Key Result: Measurable results, split into three key results, that increase with difficulty. Think of each key result as a "milestone:"
KR1: Quantifiable goal we can accomplish with 80% certainty. KR2: Quantifiable goal we can accomplish with 50% certainty. KR3: Quantifiable goal we can accomplish with 20% certainty.
Progress Table: Where to document goal progress at the end of each week.
Pretty simple, right?
The best part about the OKR framework is it keeps us focused on what we should be working on. As our VP of Growth says, focus wins.
OKRs are designed for each division (ex. Sidekick content team, Sidekick product team, etc), and individuals within each division.
For example, our current OKR for the Sidekick content team is publishing three actionable, high-quality articles per week.
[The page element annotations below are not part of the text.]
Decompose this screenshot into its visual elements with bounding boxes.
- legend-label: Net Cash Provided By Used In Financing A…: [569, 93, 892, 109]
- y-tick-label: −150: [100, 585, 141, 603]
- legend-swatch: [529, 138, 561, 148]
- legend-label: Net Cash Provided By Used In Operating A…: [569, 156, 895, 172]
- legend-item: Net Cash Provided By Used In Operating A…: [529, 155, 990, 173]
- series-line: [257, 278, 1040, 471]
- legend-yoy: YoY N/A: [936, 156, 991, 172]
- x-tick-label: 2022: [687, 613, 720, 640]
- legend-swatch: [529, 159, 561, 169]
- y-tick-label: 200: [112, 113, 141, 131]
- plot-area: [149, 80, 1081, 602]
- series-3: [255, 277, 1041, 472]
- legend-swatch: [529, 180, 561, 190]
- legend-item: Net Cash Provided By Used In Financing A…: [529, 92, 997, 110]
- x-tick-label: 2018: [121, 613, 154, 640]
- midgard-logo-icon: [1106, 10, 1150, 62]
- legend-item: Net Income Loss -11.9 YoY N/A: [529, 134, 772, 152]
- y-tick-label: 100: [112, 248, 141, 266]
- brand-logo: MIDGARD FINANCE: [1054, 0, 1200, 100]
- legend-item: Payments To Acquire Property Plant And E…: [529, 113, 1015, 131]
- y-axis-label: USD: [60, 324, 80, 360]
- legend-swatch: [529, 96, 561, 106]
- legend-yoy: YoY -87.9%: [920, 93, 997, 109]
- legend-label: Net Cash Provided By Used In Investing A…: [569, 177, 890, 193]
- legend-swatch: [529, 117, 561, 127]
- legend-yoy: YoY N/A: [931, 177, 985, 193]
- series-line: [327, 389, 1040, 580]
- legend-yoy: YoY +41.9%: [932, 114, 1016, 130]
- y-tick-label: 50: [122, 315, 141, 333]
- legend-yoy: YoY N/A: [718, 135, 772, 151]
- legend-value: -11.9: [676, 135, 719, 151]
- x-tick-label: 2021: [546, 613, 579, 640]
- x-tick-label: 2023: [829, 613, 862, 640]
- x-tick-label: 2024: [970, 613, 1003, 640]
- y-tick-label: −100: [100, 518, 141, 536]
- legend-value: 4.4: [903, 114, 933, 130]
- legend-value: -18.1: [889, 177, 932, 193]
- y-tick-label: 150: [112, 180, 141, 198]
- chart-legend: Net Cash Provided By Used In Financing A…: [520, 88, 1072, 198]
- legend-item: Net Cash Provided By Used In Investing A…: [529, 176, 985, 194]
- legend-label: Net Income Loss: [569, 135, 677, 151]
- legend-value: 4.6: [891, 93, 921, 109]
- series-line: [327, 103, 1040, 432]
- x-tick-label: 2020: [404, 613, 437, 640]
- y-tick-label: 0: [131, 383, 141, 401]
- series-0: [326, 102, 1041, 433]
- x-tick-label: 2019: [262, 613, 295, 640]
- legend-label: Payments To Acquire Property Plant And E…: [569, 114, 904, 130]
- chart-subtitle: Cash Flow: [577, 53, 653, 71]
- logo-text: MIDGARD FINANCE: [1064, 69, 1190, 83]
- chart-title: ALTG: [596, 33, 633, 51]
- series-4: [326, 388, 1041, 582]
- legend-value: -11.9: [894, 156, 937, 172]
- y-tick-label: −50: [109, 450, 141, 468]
However, in order to do that, each person on the content team needs to constantly improve.
That's where the individual OKRs come in.
As an example, I'm working on becoming a more helpful writer.
In order to make progress within the next three months, I need write consistently (which is built into our content team OKR), read books, and study other helpful writers.
For inspiration to create your own personal OKR, here is my personal OKR for this current period:
My Personal OKR
Objective: Become a more helpful (and entertaining) writer.
Time Period: February 1, 2015 - April 30, 2015
KR1: Read two books on writing. KR2: Rewrite two articles by Ramit Sethi; two by Mark Manson (both helpful/entertaining writers I've learned from). KR3: Double the amount of readers from previous three months.
Progress: The progress I've made so far:
Ordered both books
Read first book to chapter 6
Rd first book to chp. 10
Read first book to chp. 18
Finished first book
You'll notice that each key result is measurable (ex. I will read two books; I will rewrite four articles; I will double the amount of readers). Notice that KR3 (doubling readers) is very ambitious. That's the point. KR3 should be challenging, which pushes us to work extra hard to hit it.
However, if we don't hit our key results, we are not punished. OKRs are not performance reviews. Think of them as a road map, which help us stay focused, guiding us throughout the day.